One obtains then a new space $X':= X \cup_{\alpha} D^{n+1}$ together with natural inslusion $\iota_X: X \to X'$. which induces maps $\iota_k: \pi_k(X,x) \to \pi_k(X',x)$ on homology groups which are isomorphisms for $k < n$ and surjective for $k = n$ with $i_n([\alpha])=0$. That's why this modification can be also called 'controlled killing' a homotopy class. 'Controlled' because up all $n > k$ homotopy groups not change. Higher homotopy groups on the other hand may change in highly nontrivial way, but that's 'the price we have to pay.' This is one of the main ingredients how the trunicated groups of Postnikov tower are constructed.
Question: Is it also possible to perform in similar manner a modification of $X$ but now with the goal to kill a homology class $[\beta] \in H_n(X,x)$ is similar 'controlled' way, ie by not to destroy 'too much' stucture of the homology group like in case above with homology.
More precisely I'm looking for a way to find a construction $m: X \to X'$ modyfying $X$ in the way that the induced maps on $m_k: H_k(X,x) \to H_k(X',x)$ such that $m_k$ are isomorphisms, $m_n$ is surjective and kills $[\beta]$.
Can it be done in a similar manner like for homotopy groups?
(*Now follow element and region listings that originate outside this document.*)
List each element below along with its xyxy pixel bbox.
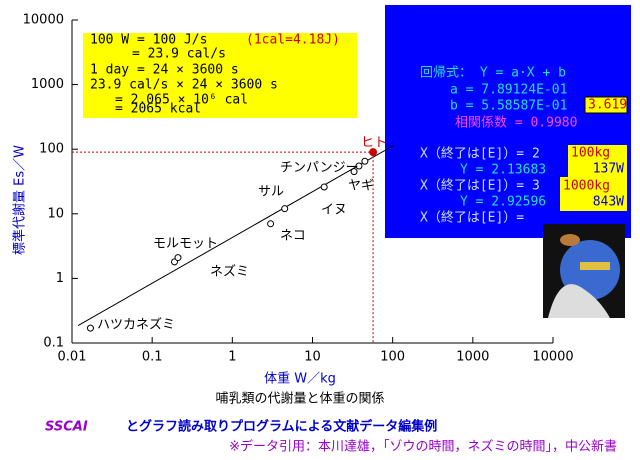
info-line: = 2.065 × 10⁶ cal [115,93,248,108]
result-box [560,177,627,211]
info-box [83,33,357,118]
y-axis-label: 標準代謝量 Es／W [12,145,28,255]
y-tick-label: 100 [39,142,64,157]
highlight-box [584,96,628,114]
caption: 哺乳類の代謝量と体重の関係 [215,391,384,407]
footer-title: とグラフ読み取りプログラムによる文献データ編集例 [126,419,437,435]
x-tick-label: 100 [380,350,405,365]
panel-result: 843W [593,195,624,210]
point [86,324,94,332]
point [355,162,363,170]
animal [560,234,580,246]
info-line: 23.9 cal/s × 24 × 3600 s [90,78,278,93]
panel-query: X（終了は[E]）= [420,210,524,226]
panel-b: b = 5.58587E-01 [450,99,567,114]
elephant [548,284,610,318]
point [281,205,289,213]
point [369,148,378,157]
point-label: ネコ [280,229,306,244]
panel-query: Y = 2.92596 [460,195,546,210]
point-label: イヌ [321,203,347,218]
point-label: ヒト [361,136,387,151]
point-label: モルモット [153,237,218,252]
info-line: = 2065 kcal [115,102,201,117]
point-label: チンパンジー [280,161,359,176]
info-line: 1 day = 24 × 3600 s [90,63,239,78]
y-tick-label: 10000 [23,13,64,28]
y-tick-label: 10 [47,206,64,221]
panel-result: 1000kg [563,179,610,194]
x-tick-label: 0.1 [142,350,163,365]
point [361,157,369,165]
point [267,220,275,228]
y-tick-label: 1000 [31,77,64,92]
footer-source: ※データ引用：本川達雄，「ゾウの時間，ネズミの時間」，中公新書 [229,439,617,455]
panel-correlation: 相関係数 = 0.9980 [455,116,577,131]
point [174,254,182,262]
panel-query: Y = 2.13683 [460,163,546,178]
x-tick-label: 10000 [532,350,573,365]
point-label: ヤギ [348,179,374,194]
fit-line [77,145,394,326]
panel-result: 137W [593,162,624,177]
panel-query: X（終了は[E]）= 3 [420,178,540,194]
x-tick-label: 1 [228,350,236,365]
x-axis-label: 体重 W／kg [264,371,336,387]
panel-result: 100kg [571,146,610,161]
x-tick-label: 1000 [456,350,489,365]
point-label: ネズミ [210,264,249,280]
point [320,183,328,191]
panel-formula: 回帰式： Y = a·X + b [420,65,566,81]
x-tick-label: 10 [304,350,321,365]
point [350,168,358,176]
panel-a: a = 7.89124E-01 [450,83,567,98]
book-title [580,262,610,270]
point-label: サル [258,185,284,200]
result-box [568,145,627,178]
panel-highlight: 3.619 [588,98,627,113]
info-line: = 23.9 cal/s [132,47,226,62]
x-tick-label: 0.01 [58,350,87,365]
y-tick-label: 1 [56,271,64,286]
info-line: (1cal=4.18J) [246,33,340,48]
point-label: ハツカネズミ [97,317,175,333]
footer-brand: SSCAI [45,420,88,435]
book-cover [543,224,625,318]
info-line: 100 W = 100 J/s [90,33,207,48]
y-tick-label: 0.1 [43,336,64,351]
panel-query: X（終了は[E]）= 2 [420,146,540,162]
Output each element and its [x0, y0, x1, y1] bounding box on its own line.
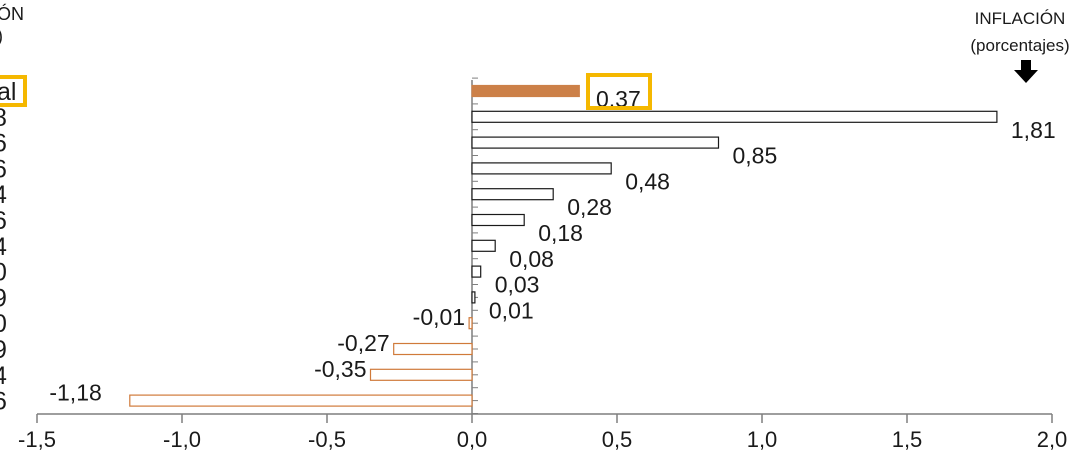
bar — [471, 84, 580, 98]
x-tick-label: 1,0 — [747, 427, 778, 452]
bar — [393, 342, 473, 356]
category-label: 9 — [0, 336, 7, 364]
highlight-box-value — [586, 73, 652, 110]
category-label: 0 — [0, 259, 7, 287]
data-label: 1,81 — [1011, 117, 1056, 143]
data-label: -0,01 — [413, 304, 465, 330]
bar — [471, 188, 554, 201]
bar — [369, 368, 473, 381]
category-label: 6 — [0, 130, 7, 158]
bar — [468, 317, 473, 330]
category-label: 4 — [0, 233, 7, 261]
right-header-subtitle: (porcentajes) — [970, 36, 1069, 55]
right-header-title: INFLACIÓN — [975, 9, 1066, 28]
left-header-line-1: ÓN — [0, 3, 24, 24]
x-tick-label: 2,0 — [1037, 427, 1068, 452]
category-label: 6 — [0, 155, 7, 183]
data-label: 0,18 — [538, 220, 583, 246]
data-label: 0,08 — [509, 246, 554, 272]
category-label: 9 — [0, 284, 7, 312]
x-tick-label: 0,0 — [457, 427, 488, 452]
bar — [471, 213, 525, 227]
data-label: 0,28 — [567, 194, 612, 220]
x-tick-label: -0,5 — [308, 427, 346, 452]
plot-area: -1,5-1,0-0,50,00,51,01,52,00,37al1,8180,… — [0, 73, 1068, 452]
bar — [129, 394, 473, 407]
category-label: al — [0, 78, 16, 106]
x-tick-label: 0,5 — [602, 427, 633, 452]
highlight-box-category — [0, 75, 27, 107]
data-label: -0,27 — [337, 330, 389, 356]
bar — [471, 239, 496, 252]
data-label: 0,03 — [495, 272, 540, 298]
x-tick-label: -1,0 — [163, 427, 201, 452]
data-label: 0,48 — [625, 168, 670, 194]
bar — [471, 110, 998, 123]
data-label: 0,01 — [489, 297, 534, 323]
bar — [471, 291, 476, 304]
category-label: 4 — [0, 362, 7, 390]
category-label: 4 — [0, 181, 7, 209]
bar — [471, 162, 612, 175]
data-label: -0,35 — [314, 356, 366, 382]
down-arrow-icon — [1014, 60, 1038, 83]
category-label: 6 — [0, 388, 7, 416]
x-tick-label: -1,5 — [18, 427, 56, 452]
category-label: 6 — [0, 207, 7, 235]
data-label: 0,85 — [733, 143, 778, 169]
data-label: -1,18 — [49, 380, 101, 406]
bar — [471, 265, 482, 278]
category-label: 0 — [0, 310, 7, 338]
left-header-line-2: ) — [0, 26, 3, 46]
category-label: 8 — [0, 104, 7, 132]
x-tick-label: 1,5 — [892, 427, 923, 452]
bar — [471, 136, 720, 149]
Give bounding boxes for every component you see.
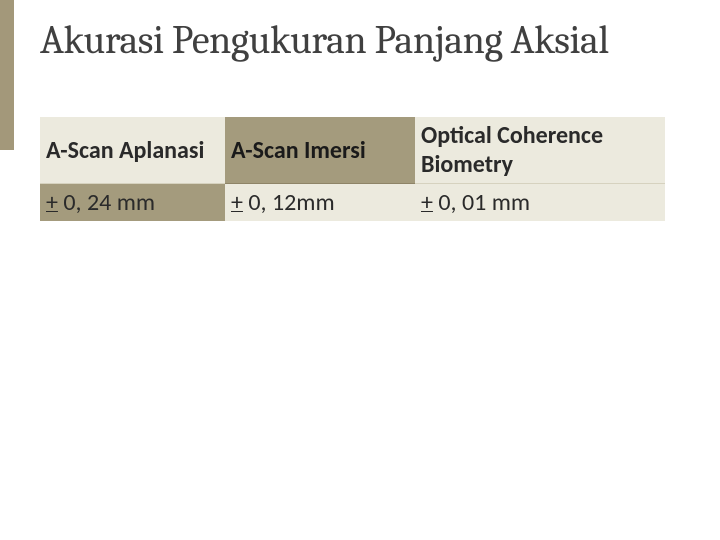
cell-imersi-value: + 0, 12mm	[225, 184, 415, 222]
col-header-imersi: A-Scan Imersi	[225, 117, 415, 184]
accuracy-table: A-Scan Aplanasi A-Scan Imersi Optical Co…	[40, 117, 665, 221]
accent-bar	[0, 0, 14, 150]
col-header-aplanasi: A-Scan Aplanasi	[40, 117, 225, 184]
cell-oct-value: + 0, 01 mm	[415, 184, 665, 222]
cell-aplanasi-value: + 0, 24 mm	[40, 184, 225, 222]
table-header-row: A-Scan Aplanasi A-Scan Imersi Optical Co…	[40, 117, 665, 184]
col-header-oct: Optical Coherence Biometry	[415, 117, 665, 184]
slide-title: Akurasi Pengukuran Panjang Aksial	[40, 18, 680, 62]
slide-content: Akurasi Pengukuran Panjang Aksial A-Scan…	[0, 0, 720, 221]
table-data-row: + 0, 24 mm + 0, 12mm + 0, 01 mm	[40, 184, 665, 222]
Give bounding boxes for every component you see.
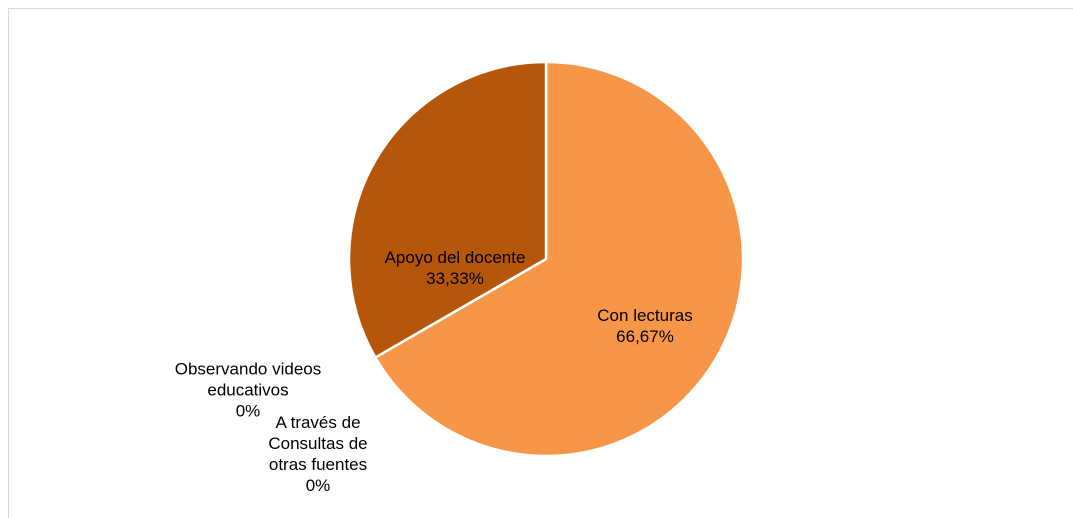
data-label: A través de Consultas de otras fuentes 0% (248, 412, 388, 496)
slice-name: Observando videos educativos (174, 359, 322, 400)
chart-border (8, 8, 1073, 518)
data-label: Observando videos educativos 0% (158, 359, 338, 422)
slice-name: Con lecturas (597, 306, 693, 325)
slice-value: 0% (305, 476, 331, 495)
data-label: Con lecturas 66,67% (545, 305, 745, 347)
pie-slice (373, 60, 745, 458)
pie-slice (347, 60, 548, 360)
data-label: Apoyo del docente 33,33% (355, 247, 555, 289)
slice-value: 0% (235, 401, 261, 421)
slice-name: Apoyo del docente (384, 248, 526, 267)
slice-name: A través de Consultas de otras fuentes (268, 413, 368, 474)
slice-value: 66,67% (616, 327, 674, 346)
slice-value: 33,33% (426, 269, 484, 288)
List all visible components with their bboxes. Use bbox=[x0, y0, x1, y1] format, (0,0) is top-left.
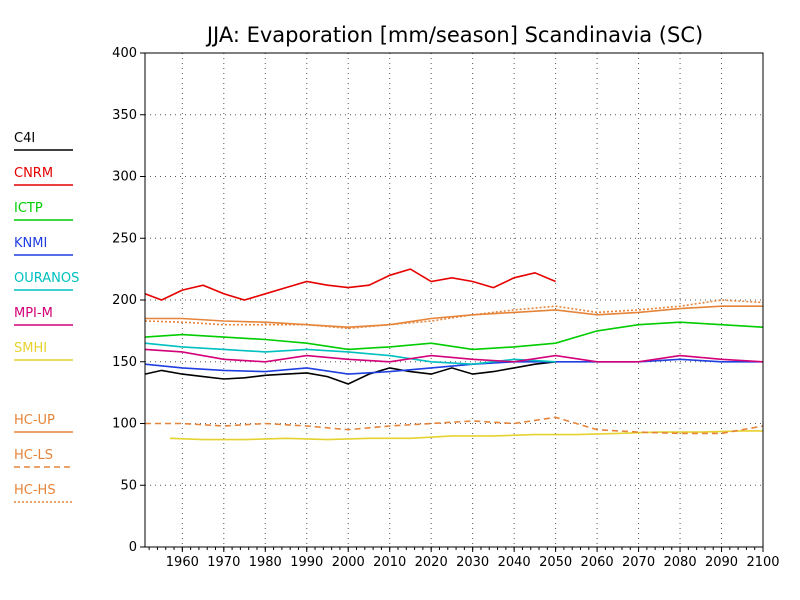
legend-label: OURANOS bbox=[14, 271, 79, 286]
x-tick-label: 2060 bbox=[581, 555, 614, 570]
y-tick-label: 350 bbox=[112, 108, 137, 123]
x-tick-label: 1960 bbox=[166, 555, 199, 570]
y-tick-label: 50 bbox=[120, 478, 137, 493]
x-tick-label: 2000 bbox=[332, 555, 365, 570]
y-tick-label: 150 bbox=[112, 355, 137, 370]
y-tick-label: 300 bbox=[112, 170, 137, 185]
series-layer bbox=[144, 268, 764, 441]
y-tick-label: 400 bbox=[112, 46, 137, 61]
y-axis: 0 50 100 150 200 250 300 350 400 bbox=[112, 46, 145, 555]
y-tick-label: 250 bbox=[112, 231, 137, 246]
y-tick-label: 0 bbox=[129, 540, 137, 555]
x-tick-label: 2040 bbox=[498, 555, 531, 570]
y-tick-label: 200 bbox=[112, 293, 137, 308]
series-line-ouranos bbox=[144, 342, 556, 366]
x-tick-label: 2010 bbox=[373, 555, 406, 570]
x-tick-label: 2030 bbox=[456, 555, 489, 570]
legend-label: C4I bbox=[14, 131, 35, 146]
series-line-ictp bbox=[144, 321, 764, 351]
grid bbox=[145, 53, 763, 547]
x-axis: 1960 1970 1980 1990 2000 2010 2020 2030 2040 2050… bbox=[148, 547, 780, 570]
x-tick-label: 1980 bbox=[249, 555, 282, 570]
legend: C4I CNRM ICTP KNMI OURANOS MPI-M SMHI HC-UP HC-L… bbox=[14, 131, 79, 503]
series-line-hc-hs bbox=[144, 299, 764, 330]
x-tick-label: 2080 bbox=[664, 555, 697, 570]
x-tick-label: 2020 bbox=[415, 555, 448, 570]
series-line-smhi bbox=[169, 430, 763, 441]
legend-label: HC-HS bbox=[14, 483, 56, 498]
x-tick-label: 2090 bbox=[705, 555, 738, 570]
x-tick-label: 1970 bbox=[207, 555, 240, 570]
series-line-cnrm bbox=[144, 268, 556, 301]
legend-label: HC-LS bbox=[14, 448, 53, 463]
legend-label: HC-UP bbox=[14, 413, 55, 428]
series-line-mpi-m bbox=[144, 348, 764, 363]
x-tick-label: 2070 bbox=[622, 555, 655, 570]
legend-label: CNRM bbox=[14, 166, 53, 181]
y-tick-label: 100 bbox=[112, 417, 137, 432]
legend-label: MPI-M bbox=[14, 306, 53, 321]
legend-label: ICTP bbox=[14, 201, 43, 216]
x-tick-label: 1990 bbox=[290, 555, 323, 570]
legend-label: SMHI bbox=[14, 341, 47, 356]
legend-label: KNMI bbox=[14, 236, 47, 251]
series-line-hc-ls bbox=[145, 416, 764, 435]
x-tick-label: 2050 bbox=[539, 555, 572, 570]
series-line-knmi bbox=[144, 358, 763, 375]
series-line-c4i bbox=[144, 361, 556, 385]
series-line-hc-up bbox=[145, 305, 763, 329]
chart-title: JJA: Evaporation [mm/season] Scandinavia… bbox=[205, 23, 703, 47]
x-tick-label: 2100 bbox=[746, 555, 779, 570]
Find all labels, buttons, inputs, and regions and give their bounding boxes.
The problem: Every homotopy class $[\alpha]$ can be represented by a map $\alpha: S^k \to X$ which can be killed by attatching geometrically a $D^{n+1}$ ball to $X$. In contract a class $[\beta] \in H_n(X,x)$ is a less geometrical object; it is represented by a formal sum of $n$-simplices $\sigma: D^n \to X$ with $\mathbb{Z}$-coefficients, modulo boundaries. So I not see how previous strategy could be applied here.